È un tipo di lavoro politico che l’Italia dovrebbe affrontare sul serio e molto presto, dato che è già il terzo paese con l’età media più alta del mondo e con un rapporto tra anziani e persone in età lavorativa destinato a salire dall’attuale 38% al 74% nel 2050 si troverà ad avere una situazione demografica da brividi nel giro di trent’anni. Partiamo già da una situazione molto problematica, fa capire l’Ocse nel “focus” dedicato al nostro paese. Negli ultimi tre decenni la situazione economica e lavorativa dei giovani è drasticamente peggiorata: dalla metà degli anni Ottanta, calcola l’Ocse, i redditi dei lavoratori con più di 60 anni sono saliti del 25% di più rispetto a quelli di chi ha meno di 35 anni. Un squilibrio aumentato quindi con un ritmo quasi doppio rispetto a quello già ampio (13%) della media dell’Ocse.
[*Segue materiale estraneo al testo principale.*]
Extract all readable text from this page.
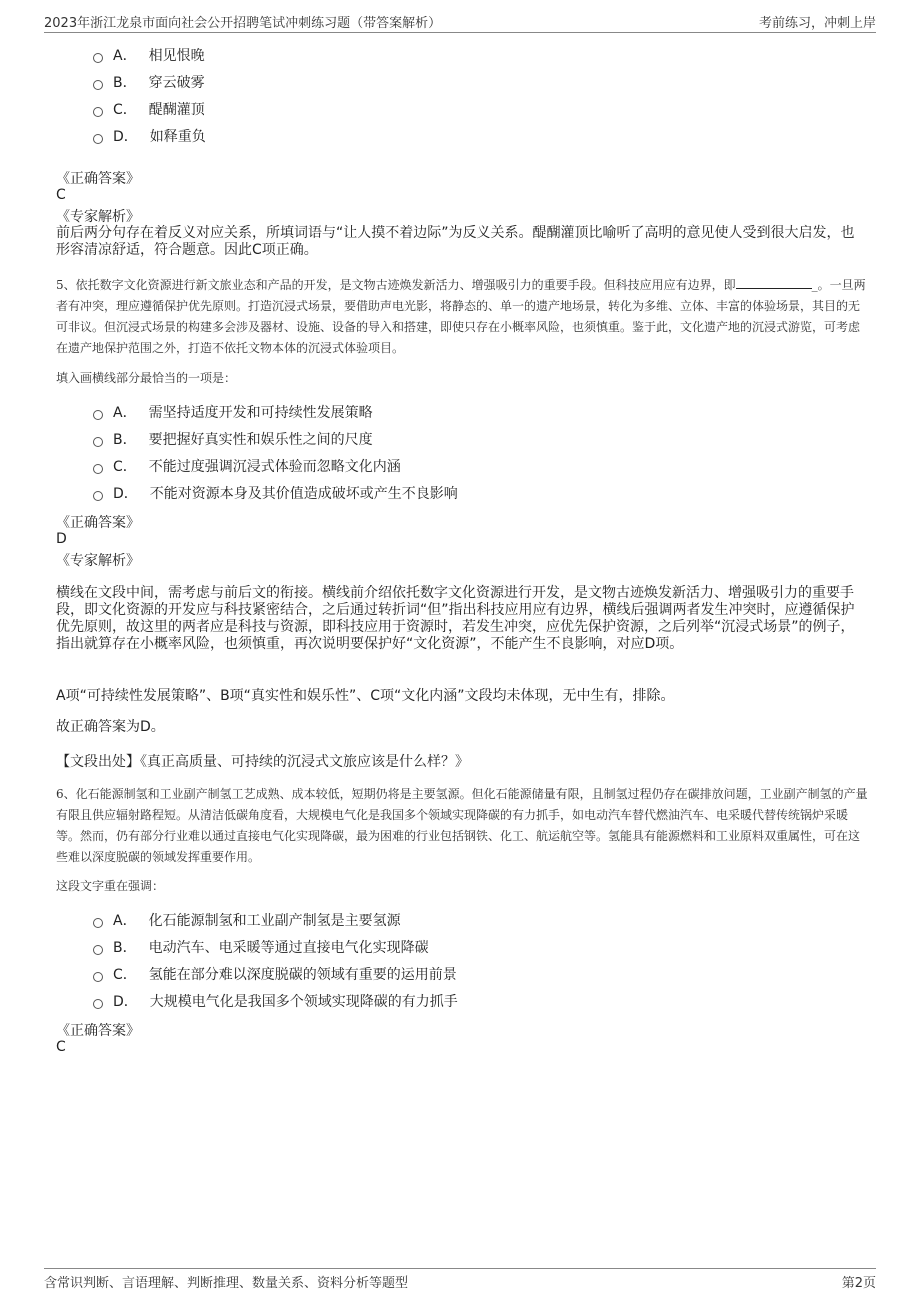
2023年浙江龙泉市面向社会公开招聘笔试冲刺练习题（带答案解析）	考前练习，冲刺上岸
A． 相见恨晚
B． 穿云破雾
C． 醍醐灌顶
D． 如释重负
《正确答案》
C
《专家解析》
前后两分句存在着反义对应关系，所填词语与“让人摸不着边际”为反义关系。醍醐灌顶比喻听了高明的意见使人受到很大启发，也形容清凉舒适，符合题意。因此C项正确。
5、依托数字文化资源进行新文旅业态和产品的开发，是文物古迹焕发新活力、增强吸引力的重要手段。但科技应用应有边界，即	_。一旦两者有冲突，理应遵循保护优先原则。打造沉浸式场景，要借助声电光影，将静态的、单一的遗产地场景，转化为多维、立体、丰富的体验场景，其目的无可非议。但沉浸式场景的构建多会涉及器材、设施、设备的导入和搭建，即使只存在小概率风险，也须慎重。鉴于此，文化遗产地的沉浸式游览，可考虑在遗产地保护范围之外，打造不依托文物本体的沉浸式体验项目。
填入画横线部分最恰当的一项是：
A． 需坚持适度开发和可持续性发展策略
B． 要把握好真实性和娱乐性之间的尺度
C． 不能过度强调沉浸式体验而忽略文化内涵
D． 不能对资源本身及其价值造成破坏或产生不良影响
《正确答案》
D
《专家解析》
横线在文段中间，需考虑与前后文的衔接。横线前介绍依托数字文化资源进行开发，是文物古迹焕发新活力、增强吸引力的重要手段，即文化资源的开发应与科技紧密结合，之后通过转折词“但”指出科技应用应有边界，横线后强调两者发生冲突时，应遵循保护优先原则，故这里的两者应是科技与资源，即科技应用于资源时，若发生冲突，应优先保护资源，之后列举“沉浸式场景”的例子，指出就算存在小概率风险，也须慎重，再次说明要保护好“文化资源”，不能产生不良影响，对应D项。
A项“可持续性发展策略”、B项“真实性和娱乐性”、C项“文化内涵”文段均未体现，无中生有，排除。
故正确答案为D。
【文段出处】《真正高质量、可持续的沉浸式文旅应该是什么样？》
6、化石能源制氢和工业副产制氢工艺成熟、成本较低，短期仍将是主要氢源。但化石能源储量有限，且制氢过程仍存在碳排放问题，工业副产制氢的产量有限且供应辐射路程短。从清洁低碳角度看，大规模电气化是我国多个领域实现降碳的有力抓手，如电动汽车替代燃油汽车、电采暖代替传统锅炉采暖等。然而，仍有部分行业难以通过直接电气化实现降碳，最为困难的行业包括钢铁、化工、航运航空等。氢能具有能源燃料和工业原料双重属性，可在这些难以深度脱碳的领域发挥重要作用。
这段文字重在强调：
A． 化石能源制氢和工业副产制氢是主要氢源
B． 电动汽车、电采暖等通过直接电气化实现降碳
C． 氢能在部分难以深度脱碳的领域有重要的运用前景
D． 大规模电气化是我国多个领域实现降碳的有力抓手
《正确答案》
C
含常识判断、言语理解、判断推理、数量关系、资料分析等题型	第2页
Questi giovani che si sono fatti più poveri vivono anche una maggiore diseguaglianza dei loro redditi rispetto alla generazione dei loro genitori e dei loro nonni. L’Ocse calcola e compara il livello di diseguaglianza nei redditi per persone della stessa età per i nati negli anni Venti, Cinquanta e Ottanta, e per l’Italia vede una variazione quasi nulla per la classe degli attuali 60enni (+0,6%) e molto più decisa (+4,7%) per gli attuali trentenni. «Dal momento che l’ineguaglianza tende a salire durante la vita lavorativa, una più alta diseguaglianza tra i giovani di oggi porterà probabilmente a una più alta diseguaglianza nei pensionati del futuro, soprattutto dato il forte collegamento tra redditi lavorativi e pensioni» avverte l’Ocse, che sottolinea come in Italia a causa della «mancanza di una forte rete di sicurezza sociale» il livello di ineguaglianza della vita lavorativa si confermi integralmente nella vita da pensionati. In media nelle nazioni dell’Ocse, la diseguaglianza si riduce di un terzo con la pensione. Gli studiosi lanciano un avvertimento esplicito: «Assicurare una pensione decente sarà particolarmente difficile per le persone con bassi livelli di educazione, che hanno meno probabilità di lavorare in età avanzata, e per le donne, perché molte di loro lasciano il mercato del lavoro per prendersi cura dei parenti».
La ricetta per superare questi problemi, concludono i ricercatori dell’Ocse, si basa sul miglioramento dell’offerta educativa in età scolare e pre-scolare. Questo tipo di investimento darebbe più chance ai figli delle famiglie più povere e nello stesso tempo aiuterebbe le donne a partecipare alla forza lavorativa del paese. Dopodiché occorrono migliori interventi per gestire il passaggio dalla scuola al lavoro, contrastare la disoccupazione di lungo periodo e offrire possibilità di formazione per gli adulti.